Find the coordinates of point B on Line AC such that AB is 2/3 of AC (B is located in between A and C). A is (1,-5) and C is (-5,4).
C-A is (-6,9)
2/3 of that is (-4,6)
So, B = A + 2/3 (C-A) = (1,-5)+(-4,6) = (-3,1)
the coordinates of B are (2, -5)
To find the coordinates of point B on line AC such that AB is 2/3 of AC, we can use the concept of linear interpolation. Here's how you can do it:
1. Calculate the difference between the x-coordinates of points A and C: Δx = Cx - Ax = (-5) - 1 = -6.
2. Calculate the difference between the y-coordinates of points A and C: Δy = Cy - Ay = 4 - (-5) = 9.
3. Multiply the differences by 2/3 to find the corresponding change in x and y values: Δx' = (2/3) * Δx = (2/3) * (-6) = -4 and Δy' = (2/3) * Δy = (2/3) * 9 = 6.

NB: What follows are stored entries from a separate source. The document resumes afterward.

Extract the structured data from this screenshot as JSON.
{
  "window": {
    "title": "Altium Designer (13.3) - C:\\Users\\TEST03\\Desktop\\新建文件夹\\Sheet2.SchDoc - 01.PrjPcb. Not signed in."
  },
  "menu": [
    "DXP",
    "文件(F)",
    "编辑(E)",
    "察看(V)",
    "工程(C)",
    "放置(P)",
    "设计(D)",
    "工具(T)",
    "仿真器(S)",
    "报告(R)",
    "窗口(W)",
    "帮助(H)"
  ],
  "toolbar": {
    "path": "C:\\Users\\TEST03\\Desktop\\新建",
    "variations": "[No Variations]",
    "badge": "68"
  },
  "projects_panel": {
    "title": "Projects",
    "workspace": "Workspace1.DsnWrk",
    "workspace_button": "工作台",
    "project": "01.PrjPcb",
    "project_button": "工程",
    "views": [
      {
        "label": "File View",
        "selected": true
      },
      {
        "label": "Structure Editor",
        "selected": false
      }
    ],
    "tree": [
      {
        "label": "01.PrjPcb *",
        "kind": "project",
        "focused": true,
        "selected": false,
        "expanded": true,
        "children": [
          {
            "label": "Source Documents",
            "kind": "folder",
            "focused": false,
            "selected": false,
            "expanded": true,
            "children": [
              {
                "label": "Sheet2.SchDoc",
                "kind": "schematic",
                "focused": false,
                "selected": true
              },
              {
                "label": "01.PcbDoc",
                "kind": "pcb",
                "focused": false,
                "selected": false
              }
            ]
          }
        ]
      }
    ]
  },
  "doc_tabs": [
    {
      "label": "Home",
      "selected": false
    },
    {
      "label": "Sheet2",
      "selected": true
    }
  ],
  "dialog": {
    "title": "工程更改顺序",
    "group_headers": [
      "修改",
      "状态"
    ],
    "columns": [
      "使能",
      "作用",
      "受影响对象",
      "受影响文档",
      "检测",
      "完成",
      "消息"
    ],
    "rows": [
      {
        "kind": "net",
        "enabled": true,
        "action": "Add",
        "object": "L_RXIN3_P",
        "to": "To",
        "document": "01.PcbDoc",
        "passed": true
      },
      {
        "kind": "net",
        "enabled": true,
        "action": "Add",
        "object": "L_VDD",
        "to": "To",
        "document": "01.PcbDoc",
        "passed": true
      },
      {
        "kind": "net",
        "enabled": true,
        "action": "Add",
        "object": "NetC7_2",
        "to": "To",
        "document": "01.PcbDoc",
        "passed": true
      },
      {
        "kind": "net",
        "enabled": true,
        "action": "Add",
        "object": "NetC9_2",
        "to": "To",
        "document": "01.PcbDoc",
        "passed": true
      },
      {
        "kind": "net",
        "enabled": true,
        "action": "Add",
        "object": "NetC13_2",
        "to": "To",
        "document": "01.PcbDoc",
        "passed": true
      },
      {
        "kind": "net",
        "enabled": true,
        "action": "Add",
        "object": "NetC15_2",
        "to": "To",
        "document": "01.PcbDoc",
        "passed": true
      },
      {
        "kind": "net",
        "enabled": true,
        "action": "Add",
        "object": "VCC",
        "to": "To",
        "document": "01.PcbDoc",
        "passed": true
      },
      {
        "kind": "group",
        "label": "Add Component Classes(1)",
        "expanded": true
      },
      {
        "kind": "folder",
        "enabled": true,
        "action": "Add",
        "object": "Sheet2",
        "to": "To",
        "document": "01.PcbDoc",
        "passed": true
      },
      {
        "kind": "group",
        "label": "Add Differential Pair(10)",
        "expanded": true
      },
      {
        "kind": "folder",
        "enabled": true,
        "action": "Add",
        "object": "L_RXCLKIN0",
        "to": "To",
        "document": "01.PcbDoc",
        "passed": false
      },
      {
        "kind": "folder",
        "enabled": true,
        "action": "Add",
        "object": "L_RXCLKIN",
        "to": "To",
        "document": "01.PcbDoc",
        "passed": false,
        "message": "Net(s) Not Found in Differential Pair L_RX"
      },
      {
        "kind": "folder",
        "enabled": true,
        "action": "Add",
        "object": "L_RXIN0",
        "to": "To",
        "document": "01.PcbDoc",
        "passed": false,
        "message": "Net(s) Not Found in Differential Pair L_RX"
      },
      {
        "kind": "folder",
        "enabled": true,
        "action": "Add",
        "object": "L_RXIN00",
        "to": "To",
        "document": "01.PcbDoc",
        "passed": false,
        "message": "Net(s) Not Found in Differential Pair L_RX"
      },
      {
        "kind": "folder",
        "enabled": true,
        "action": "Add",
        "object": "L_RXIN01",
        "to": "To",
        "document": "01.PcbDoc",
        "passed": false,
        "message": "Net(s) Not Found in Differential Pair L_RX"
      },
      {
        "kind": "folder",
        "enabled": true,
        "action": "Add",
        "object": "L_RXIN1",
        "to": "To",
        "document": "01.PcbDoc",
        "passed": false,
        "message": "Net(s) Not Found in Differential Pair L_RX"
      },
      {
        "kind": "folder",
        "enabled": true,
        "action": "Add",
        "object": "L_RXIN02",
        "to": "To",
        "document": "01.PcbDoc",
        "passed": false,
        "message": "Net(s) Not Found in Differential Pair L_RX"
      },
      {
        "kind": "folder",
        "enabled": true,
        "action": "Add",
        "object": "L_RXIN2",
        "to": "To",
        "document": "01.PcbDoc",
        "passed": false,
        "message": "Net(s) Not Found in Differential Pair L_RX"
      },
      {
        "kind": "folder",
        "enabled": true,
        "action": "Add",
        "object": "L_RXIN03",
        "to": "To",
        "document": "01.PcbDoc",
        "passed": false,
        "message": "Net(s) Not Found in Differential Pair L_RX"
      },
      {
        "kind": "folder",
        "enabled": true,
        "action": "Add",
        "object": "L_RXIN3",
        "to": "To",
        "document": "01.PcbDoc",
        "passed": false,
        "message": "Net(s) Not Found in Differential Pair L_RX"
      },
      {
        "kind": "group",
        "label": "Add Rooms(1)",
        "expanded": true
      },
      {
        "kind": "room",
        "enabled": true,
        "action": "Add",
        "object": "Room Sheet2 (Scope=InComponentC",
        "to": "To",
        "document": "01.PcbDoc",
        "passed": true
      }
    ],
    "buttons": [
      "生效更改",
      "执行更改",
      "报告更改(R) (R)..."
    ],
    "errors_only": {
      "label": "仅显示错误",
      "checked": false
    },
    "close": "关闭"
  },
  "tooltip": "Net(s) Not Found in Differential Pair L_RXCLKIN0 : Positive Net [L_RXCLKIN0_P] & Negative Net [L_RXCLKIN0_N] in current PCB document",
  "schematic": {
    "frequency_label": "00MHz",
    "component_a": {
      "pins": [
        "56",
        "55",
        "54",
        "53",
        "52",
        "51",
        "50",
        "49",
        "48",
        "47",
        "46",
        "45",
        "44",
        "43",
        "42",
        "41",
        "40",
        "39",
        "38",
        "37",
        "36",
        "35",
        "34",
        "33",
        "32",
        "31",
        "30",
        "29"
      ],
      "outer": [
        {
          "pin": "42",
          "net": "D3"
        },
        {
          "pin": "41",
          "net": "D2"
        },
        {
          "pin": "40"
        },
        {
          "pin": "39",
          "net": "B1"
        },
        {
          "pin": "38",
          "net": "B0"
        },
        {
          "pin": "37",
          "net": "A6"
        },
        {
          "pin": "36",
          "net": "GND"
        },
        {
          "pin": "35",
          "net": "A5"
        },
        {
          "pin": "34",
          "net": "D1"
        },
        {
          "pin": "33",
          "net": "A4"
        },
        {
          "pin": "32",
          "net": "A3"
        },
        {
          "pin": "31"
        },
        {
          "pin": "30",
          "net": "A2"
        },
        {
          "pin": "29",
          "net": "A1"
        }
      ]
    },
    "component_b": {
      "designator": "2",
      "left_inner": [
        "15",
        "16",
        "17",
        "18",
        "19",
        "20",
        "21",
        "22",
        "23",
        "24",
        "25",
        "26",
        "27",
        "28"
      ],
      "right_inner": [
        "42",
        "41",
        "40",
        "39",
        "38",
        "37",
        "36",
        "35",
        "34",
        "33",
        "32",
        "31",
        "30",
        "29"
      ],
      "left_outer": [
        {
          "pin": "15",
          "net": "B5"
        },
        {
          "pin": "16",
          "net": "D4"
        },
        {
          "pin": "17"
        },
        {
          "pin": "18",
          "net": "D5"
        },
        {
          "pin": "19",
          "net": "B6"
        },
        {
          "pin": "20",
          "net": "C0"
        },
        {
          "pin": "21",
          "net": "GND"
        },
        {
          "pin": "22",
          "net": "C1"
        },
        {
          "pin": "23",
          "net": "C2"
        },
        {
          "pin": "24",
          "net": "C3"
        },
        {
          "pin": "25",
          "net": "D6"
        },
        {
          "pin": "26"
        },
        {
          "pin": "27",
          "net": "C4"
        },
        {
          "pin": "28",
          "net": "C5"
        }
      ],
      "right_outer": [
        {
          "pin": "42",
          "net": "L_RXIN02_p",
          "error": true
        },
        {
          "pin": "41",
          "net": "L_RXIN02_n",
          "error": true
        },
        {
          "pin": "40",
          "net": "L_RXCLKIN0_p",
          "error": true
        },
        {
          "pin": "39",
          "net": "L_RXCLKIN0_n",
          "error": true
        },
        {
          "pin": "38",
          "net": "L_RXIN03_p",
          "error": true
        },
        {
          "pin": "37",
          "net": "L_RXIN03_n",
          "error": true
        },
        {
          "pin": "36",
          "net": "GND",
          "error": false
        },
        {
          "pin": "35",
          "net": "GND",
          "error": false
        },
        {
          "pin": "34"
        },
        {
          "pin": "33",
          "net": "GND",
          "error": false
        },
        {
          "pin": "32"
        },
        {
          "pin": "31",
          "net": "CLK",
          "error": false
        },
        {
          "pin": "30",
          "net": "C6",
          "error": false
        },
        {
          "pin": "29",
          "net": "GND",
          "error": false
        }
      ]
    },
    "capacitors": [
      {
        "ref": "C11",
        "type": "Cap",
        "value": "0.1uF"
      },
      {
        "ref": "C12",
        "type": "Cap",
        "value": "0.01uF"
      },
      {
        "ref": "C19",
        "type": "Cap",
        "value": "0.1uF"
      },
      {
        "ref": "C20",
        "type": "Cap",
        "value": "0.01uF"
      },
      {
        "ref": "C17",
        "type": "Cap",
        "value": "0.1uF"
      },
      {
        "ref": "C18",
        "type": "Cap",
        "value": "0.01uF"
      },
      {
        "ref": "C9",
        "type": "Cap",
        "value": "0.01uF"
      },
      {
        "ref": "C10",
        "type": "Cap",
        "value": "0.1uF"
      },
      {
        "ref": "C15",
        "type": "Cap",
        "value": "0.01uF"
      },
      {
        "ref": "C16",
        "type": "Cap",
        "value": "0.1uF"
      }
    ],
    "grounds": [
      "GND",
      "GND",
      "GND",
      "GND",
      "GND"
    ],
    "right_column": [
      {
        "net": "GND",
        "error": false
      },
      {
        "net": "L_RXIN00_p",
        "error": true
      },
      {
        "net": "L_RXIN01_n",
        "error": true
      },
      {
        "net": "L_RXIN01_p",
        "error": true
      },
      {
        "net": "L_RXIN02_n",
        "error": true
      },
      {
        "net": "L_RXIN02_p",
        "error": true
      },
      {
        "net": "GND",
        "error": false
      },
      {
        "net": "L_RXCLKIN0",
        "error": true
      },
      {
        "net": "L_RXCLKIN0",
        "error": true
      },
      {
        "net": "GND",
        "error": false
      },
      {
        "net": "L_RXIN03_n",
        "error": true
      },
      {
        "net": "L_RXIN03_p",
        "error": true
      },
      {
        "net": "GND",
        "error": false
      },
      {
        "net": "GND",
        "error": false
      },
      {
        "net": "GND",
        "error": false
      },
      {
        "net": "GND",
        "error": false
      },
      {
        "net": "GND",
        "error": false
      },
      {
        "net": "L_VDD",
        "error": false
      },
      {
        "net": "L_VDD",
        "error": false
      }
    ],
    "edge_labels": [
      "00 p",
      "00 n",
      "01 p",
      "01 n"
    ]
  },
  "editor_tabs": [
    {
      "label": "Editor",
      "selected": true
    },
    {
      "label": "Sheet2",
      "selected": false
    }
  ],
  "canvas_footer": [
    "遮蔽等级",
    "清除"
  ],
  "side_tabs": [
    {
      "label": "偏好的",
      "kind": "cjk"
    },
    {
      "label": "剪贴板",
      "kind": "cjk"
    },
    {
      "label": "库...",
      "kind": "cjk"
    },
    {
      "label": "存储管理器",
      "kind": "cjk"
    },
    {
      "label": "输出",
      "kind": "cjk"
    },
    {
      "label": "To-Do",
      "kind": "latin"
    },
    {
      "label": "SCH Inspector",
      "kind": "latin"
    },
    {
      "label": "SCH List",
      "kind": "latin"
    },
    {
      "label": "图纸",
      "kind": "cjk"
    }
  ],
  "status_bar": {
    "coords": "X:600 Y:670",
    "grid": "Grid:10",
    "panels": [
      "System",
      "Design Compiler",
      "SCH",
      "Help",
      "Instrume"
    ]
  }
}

4. Add the change in x and y values to the x-coordinate and y-coordinate of point A to find the coordinates of point B: Bx = Ax + Δx' = 1 + (-4) = -3 and By = Ay + Δy' = -5 + 6 = 1.
5. Therefore, the coordinates of point B on line AC such that AB is 2/3 of AC are (-3, 1).
Note: Linear interpolation calculates an intermediate point on a line segment by multiplying the change in x and y values by a fraction (in this case, 2/3) and adding the result to the starting coordinates.
A(1, -5), B(x, y), C(-5, 4).
x-1 = 2/3(-5-1).
x-1 = -4,
X = -3.
y-(-5) = 2/3(4-(-5)).
y+5 = 6,
Y = 1.